In Maxton, plaintiff alleged that during the course of his and his co-workers use of metal products, in cutting, grinding, sandblasting, welding, brazing and other metal processes that he was exposed to and inhaled toxicologically significant amounts of toxic fumes and dusts that caused him to develop interstitial pulmonary fibrosis and other injuries.

Maxton sued and the defendants filed demurrers challenging plaintiff’s lawsuit on the grounds that his case was barred by the components parts doctrine. The trial court sustained the demurrers and granted the demurrers. Plaintiff appealed.

In upholding the lower court’s ruling, Division Three of the Second Appellate District of the California Court of Appeals applied the four factors articulated in Artiglio v. General Electric Co. (1998) 61 Cal.App.4th 830 to the Maxton case: “[C]omponent and raw material suppliers are not liable to ultimate consumers when the goods or material they supply are not inherently dangerous, they sell goods or material in bulk to a sophisticated buyer, the material is substantially changed during the manufacturing process and the supplier has a limited role in developing and designing the end product. When these factors exist, the social cost of imposing a duty to the ultimate consumers far exceeds any additional protection provided to consumers.”

The Court of Appeals determined that all of the factors were present and affirmed the lower court’s ruling. 

Conversely, in Ramos, the Court of Appeals reached a different result under similar facts as Maxton. Plaintiff alleged that during the course of his and his co-workers use of metal, plaster and mineral products, fumes from the molten metal and dust from the plaster, sand, limestone and marble he developed interstitial pulmonary fibrosis. The defendants challenged plaintiff’s claims under the components parts doctrine as articulated by Maxton. The trial court sustained the defendants’ demurrers and plaintiff appealed.
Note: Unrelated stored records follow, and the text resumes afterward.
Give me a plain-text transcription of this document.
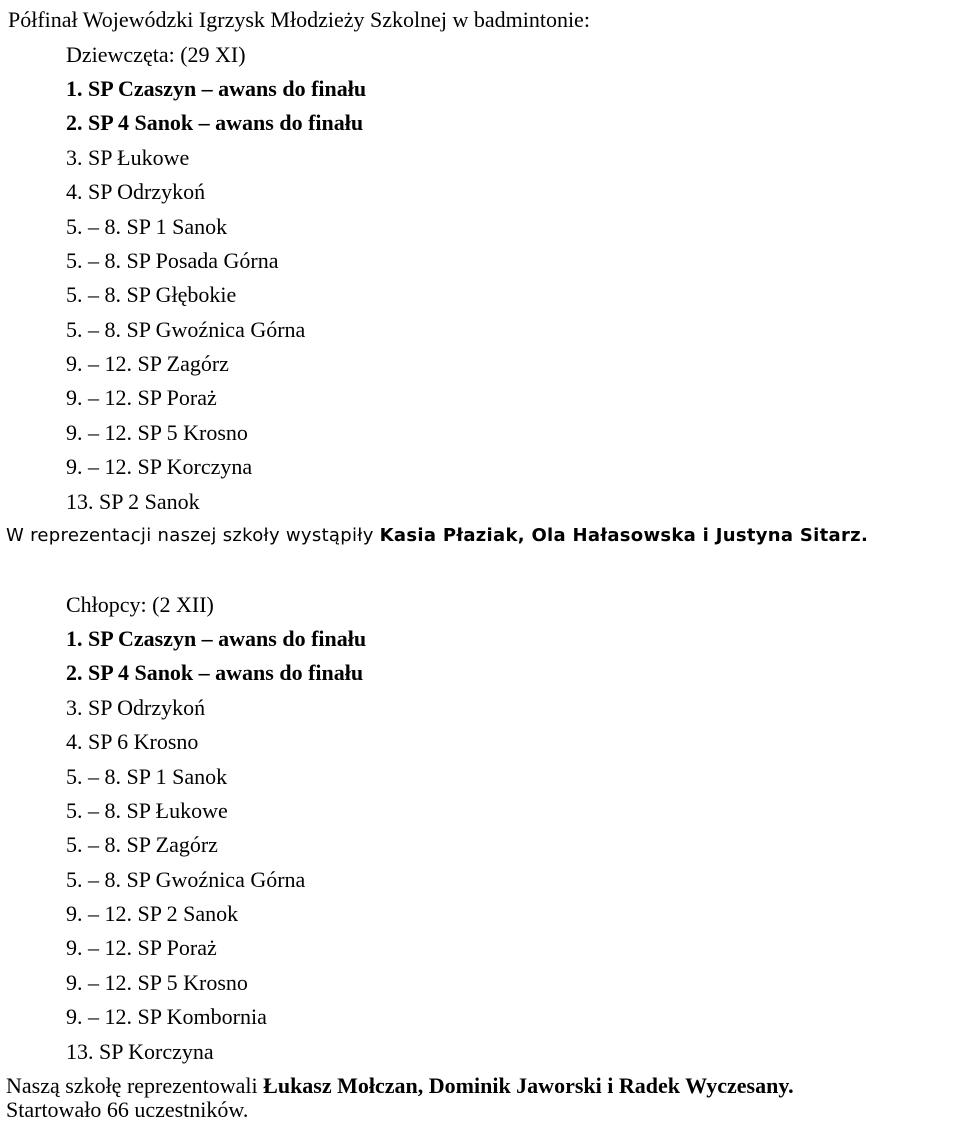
Półfinał Wojewódzki Igrzysk Młodzieży Szkolnej w badmintonie:
Dziewczęta: (29 XI)
1. SP Czaszyn – awans do finału
2. SP 4 Sanok – awans do finału
3. SP Łukowe
4. SP Odrzykoń
5. – 8. SP 1 Sanok
5. – 8. SP Posada Górna
5. – 8. SP Głębokie
5. – 8. SP Gwoźnica Górna
9. – 12. SP Zagórz
9. – 12. SP Poraż
9. – 12. SP 5 Krosno
9. – 12. SP Korczyna
13. SP 2 Sanok
W reprezentacji naszej szkoły wystąpiły Kasia Płaziak, Ola Hałasowska i Justyna Sitarz.
Chłopcy: (2 XII)
1. SP Czaszyn – awans do finału
2. SP 4 Sanok – awans do finału
3. SP Odrzykoń
4. SP 6 Krosno
5. – 8. SP 1 Sanok
5. – 8. SP Łukowe
5. – 8. SP Zagórz
5. – 8. SP Gwoźnica Górna
9. – 12. SP 2 Sanok
9. – 12. SP Poraż
9. – 12. SP 5 Krosno
9. – 12. SP Kombornia
13. SP Korczyna
Naszą szkołę reprezentowali Łukasz Mołczan, Dominik Jaworski i Radek Wyczesany.
Startowało 66 uczestników.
The Court of Appeal reversed the trial court’s order sustaining demurrers. The Ramos court expressly disagreed with the Maxton decision and held: “the component parts doctrine does not shield a product supplier from liability when a party alleges that he suffered direct injury from using the supplier’s product as the supplier specifically intended.”

Given the conflict of authority between Division Four (Ramos) and Division Three (Maxton) of the Second Appellate District of the California Court of Appeals it is no surprise that the Supreme Court agreed to review the Ramos decision. Review of the Ramos decision could clarify which situations the components parts doctrine can be asserted as a defense by raw material suppliers.